One of the biggest problems with coming-of-age films is that the cast is usually made up of actors in their mid-20s. Right from the start you’re forced to suspend your disbelief – and that sucks. For his The Myth of the American Sleepover ensemble, writer/director David Robert Mitchell went with a cast of unknowns who are actually the age of the kids they’re playing. What a concept! This instantly makes the film feel more honest – as does every other choice made by Mitchell. He understands that when you’re a kid (especially a high school kid) there really are never any all-or-nothing grasps for love. The kind of moments John Hughes did so well, you know? More than anything, young love – or in the case of Sleepover, young “like” – is confusing as hell. Mitchell delves deep into the teen drama genre and tactfully deconstructs it.
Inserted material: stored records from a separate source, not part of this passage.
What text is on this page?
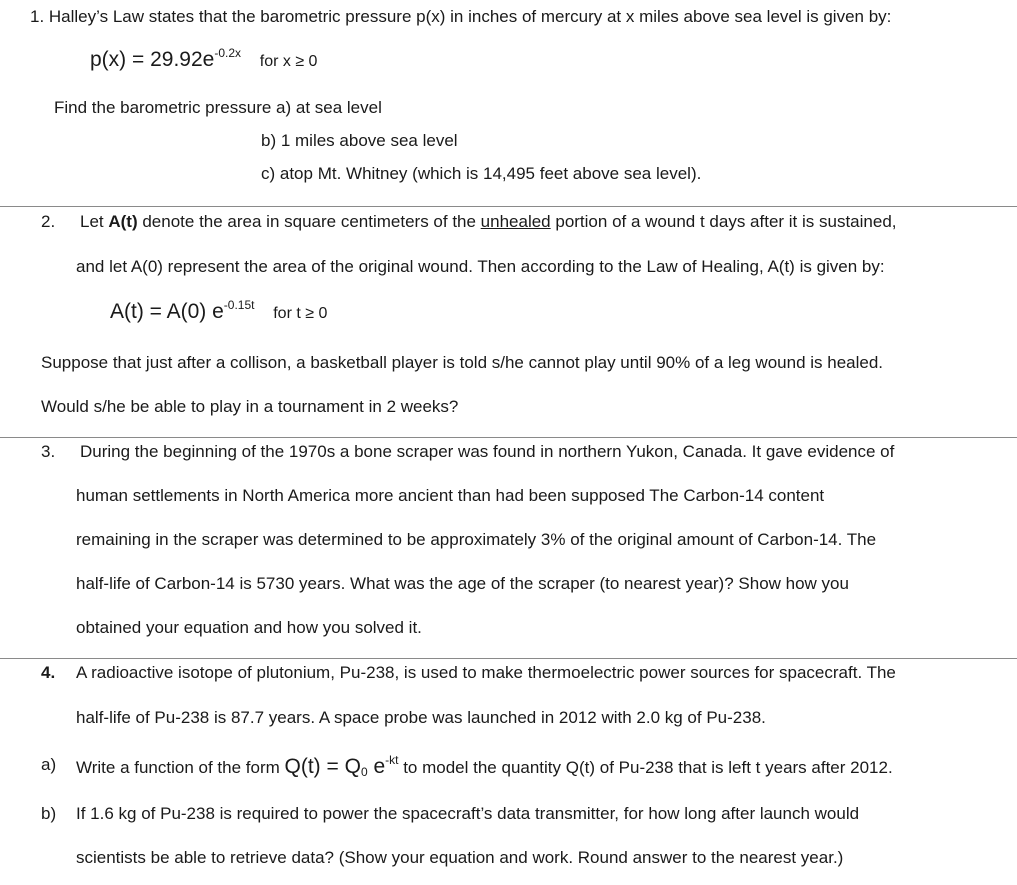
1. Halley’s Law states that the barometric pressure p(x) in inches of mercury at x miles above sea level is given by:
$p(x) = 29.92e^{-0.2x}$ for x ≥ 0
Find the barometric pressure a) at sea level
b) 1 miles above sea level
c) atop Mt. Whitney (which is 14,495 feet above sea level).
2. Let A(t) denote the area in square centimeters of the unhealed portion of a wound t days after it is sustained,
and let A(0) represent the area of the original wound. Then according to the Law of Healing, A(t) is given by:
A(t) = A(0) $e^{-0.15t}$ for t ≥ 0
Suppose that just after a collison, a basketball player is told s/he cannot play until 90% of a leg wound is healed.
Would s/he be able to play in a tournament in 2 weeks?
3. During the beginning of the 1970s a bone scraper was found in northern Yukon, Canada. It gave evidence of
human settlements in North America more ancient than had been supposed The Carbon-14 content
remaining in the scraper was determined to be approximately 3% of the original amount of Carbon-14. The
half-life of Carbon-14 is 5730 years. What was the age of the scraper (to nearest year)? Show how you
obtained your equation and how you solved it.
4. A radioactive isotope of plutonium, Pu-238, is used to make thermoelectric power sources for spacecraft. The
half-life of Pu-238 is 87.7 years. A space probe was launched in 2012 with 2.0 kg of Pu-238.
a) Write a function of the form Q(t) = Q0 $e^{-kt}$ to model the quantity Q(t) of Pu-238 that is left t years after 2012.
b) If 1.6 kg of Pu-238 is required to power the spacecraft’s data transmitter, for how long after launch would
scientists be able to retrieve data? (Show your equation and work. Round answer to the nearest year.)
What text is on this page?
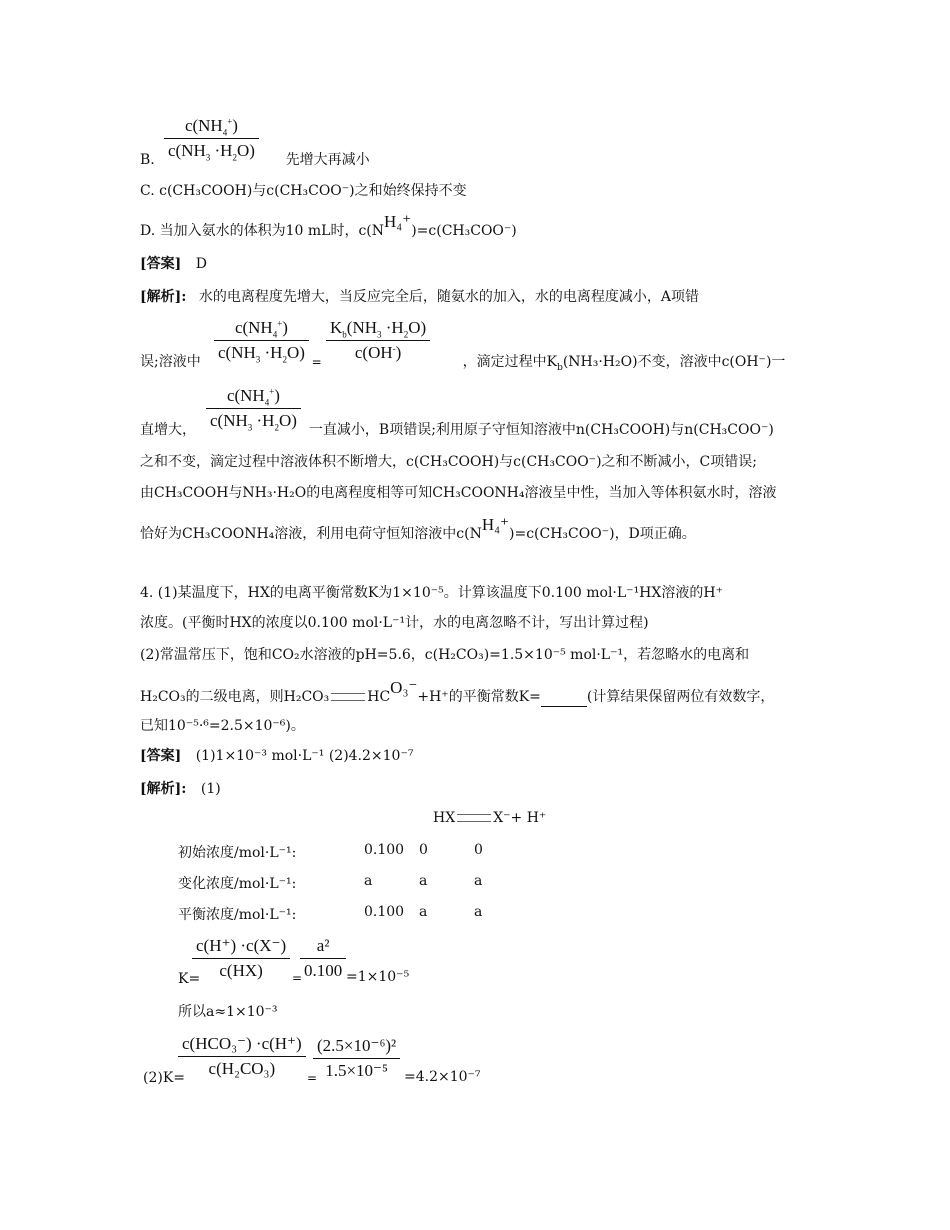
$\frac{c(NH_4^+)}{c(NH_3 \cdot H_2O)}$
B.	先增大再减小
C. c(CH₃COOH)与c(CH₃COO⁻)之和始终保持不变
D. 当加入氨水的体积为10 mL时，c(NH₄⁺)=c(CH₃COO⁻)
[答案] D
[解析]: 水的电离程度先增大，当反应完全后，随氨水的加入，水的电离程度减小，A项错
$\frac{c(NH_4^+)}{c(NH_3 \cdot H_2O)} \frac{K_b(NH_3 \cdot H_2O)}{c(OH^-)}$
误;溶液中	=	，滴定过程中$K_b(NH_3\cdot H_2O)$不变，溶液中c(OH⁻)一
$\frac{c(NH_4^+)}{c(NH_3 \cdot H_2O)}$
直增大，	一直减小，B项错误;利用原子守恒知溶液中n(CH₃COOH)与n(CH₃COO⁻)
之和不变，滴定过程中溶液体积不断增大，c(CH₃COOH)与c(CH₃COO⁻)之和不断减小，C项错误;
由CH₃COOH与NH₃·H₂O的电离程度相等可知CH₃COONH₄溶液呈中性，当加入等体积氨水时，溶液
恰好为CH₃COONH₄溶液，利用电荷守恒知溶液中c(NH₄⁺)=c(CH₃COO⁻)，D项正确。
4. (1)某温度下，HX的电离平衡常数K为1×10⁻⁵。计算该温度下0.100 mol·L⁻¹HX溶液的H⁺
浓度。(平衡时HX的浓度以0.100 mol·L⁻¹计，水的电离忽略不计，写出计算过程)
(2)常温常压下，饱和CO₂水溶液的pH=5.6，c(H₂CO₃)=1.5×10⁻⁵ mol·L⁻¹，若忽略水的电离和
H₂CO₃的二级电离，则H₂CO₃	HCO₃⁻+H⁺的平衡常数K=	(计算结果保留两位有效数字，
已知10⁻⁵·⁶=2.5×10⁻⁶)。
[答案] (1)1×10⁻³ mol·L⁻¹ (2)4.2×10⁻⁷
[解析]: (1)
HX	X⁻+ H⁺
初始浓度/mol·L⁻¹:	0.100 0	0
变化浓度/mol·L⁻¹:	a	a	a
平衡浓度/mol·L⁻¹:	0.100 a	a
$\frac{c(H^+) \cdot c(X^-)}{c(HX)} \frac{\text{a²}}{0.100}$
K=	=	=1×10⁻⁵
所以a≈1×10⁻³
c(HCO₃⁻) ·c(H⁺)
c(H₂CO₃)	$\frac{\text{(2.5×10⁻⁶)²}}{\text{1.5×10⁻⁵}}$
(2)K=	=	=4.2×10⁻⁷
The Myth of the American Sleepover takes place in a Michigan suburb on the night before school is starting up again. The film follows several teenagers whose stories interweave as they all seek out romance and quiet moments with the ones they long for. Jazz dancer Maggie (Claire Soma) bikes the neighborhood with her quiet, bespectacled pal. They cruise to a couple different parties in search of the hunky community pool employee who Maggie may or may not like. Rob (Marlon Morton) tirelessly combs the streets and parties looking for a girl he saw at a grocery store earlier that day. Rob is definitely a Jr. Stalker, he honestly gave me the willies. At some slutty girl’s sleepover, Claudia (Amanda Bauer) has her heart stomped on when she secretly reads the host’s diary, finding some dirt on her own boyfriend. Rounding out the crew is high school graduate Scott (Brett Jacobson). He’s on the prowl for a pair of twins who are off to college. One of them may have a crush on him. He’s not sure which.

Crushing on the pool boy

Other than those initial bits of exposition, Sleepover keeps its plot very loose. There are some genuinely tense moments – ones that almost every kid experiences in their adolescence. Those times when a guy and girl are sitting close, each person just waiting for the other to make the first move. Mitchell allows his camera to suspend over these moments of pure suspense. Just like in real life, sometimes those moments don’t end the way we’d like them to and you find yourself drunk, sitting in a canoe in the middle of a downpour. Ahh to be a kid again.

I'm sure all of us can relate to this.

In between all of the tension is an endless stream of awkward conversations and glances. Mitchell favors very brief lines of dialogue rather than lengthy admissions of love, which works because honestly what 16-year-old has the stones to really say how they feel to the opposite sex? The cast of newcomers work very well in the realm of expressionistic eye-fucking, especially Claire Soma as Maggie. That girl is dangerous. As the misguided twin-hunter Scott, Brett Jacobson (the elder of the cast) is proof positive that when you get older, romantic feelings don’t get any easier. Great things can be said about the entire cast. They’re all fantastic.

Girls, don't ever read your friend's diaries.

The Myth of the American Sleepover, which is Mitchell’s first feature, is a strikingly honest coming-of-age movie that quietly examines the minutia of young romance, with all of it’s obtuse emotions and clashing loyalties. See it with someone you love and awkwardly stare at them the whole time.

The Package

The only special feature is a trailer. This just seems like a bad joke. For such a well-crafted debut film, this at least deserves insightful commentary. The criminal lack of special features is what makes this DVD a rental, not a buy.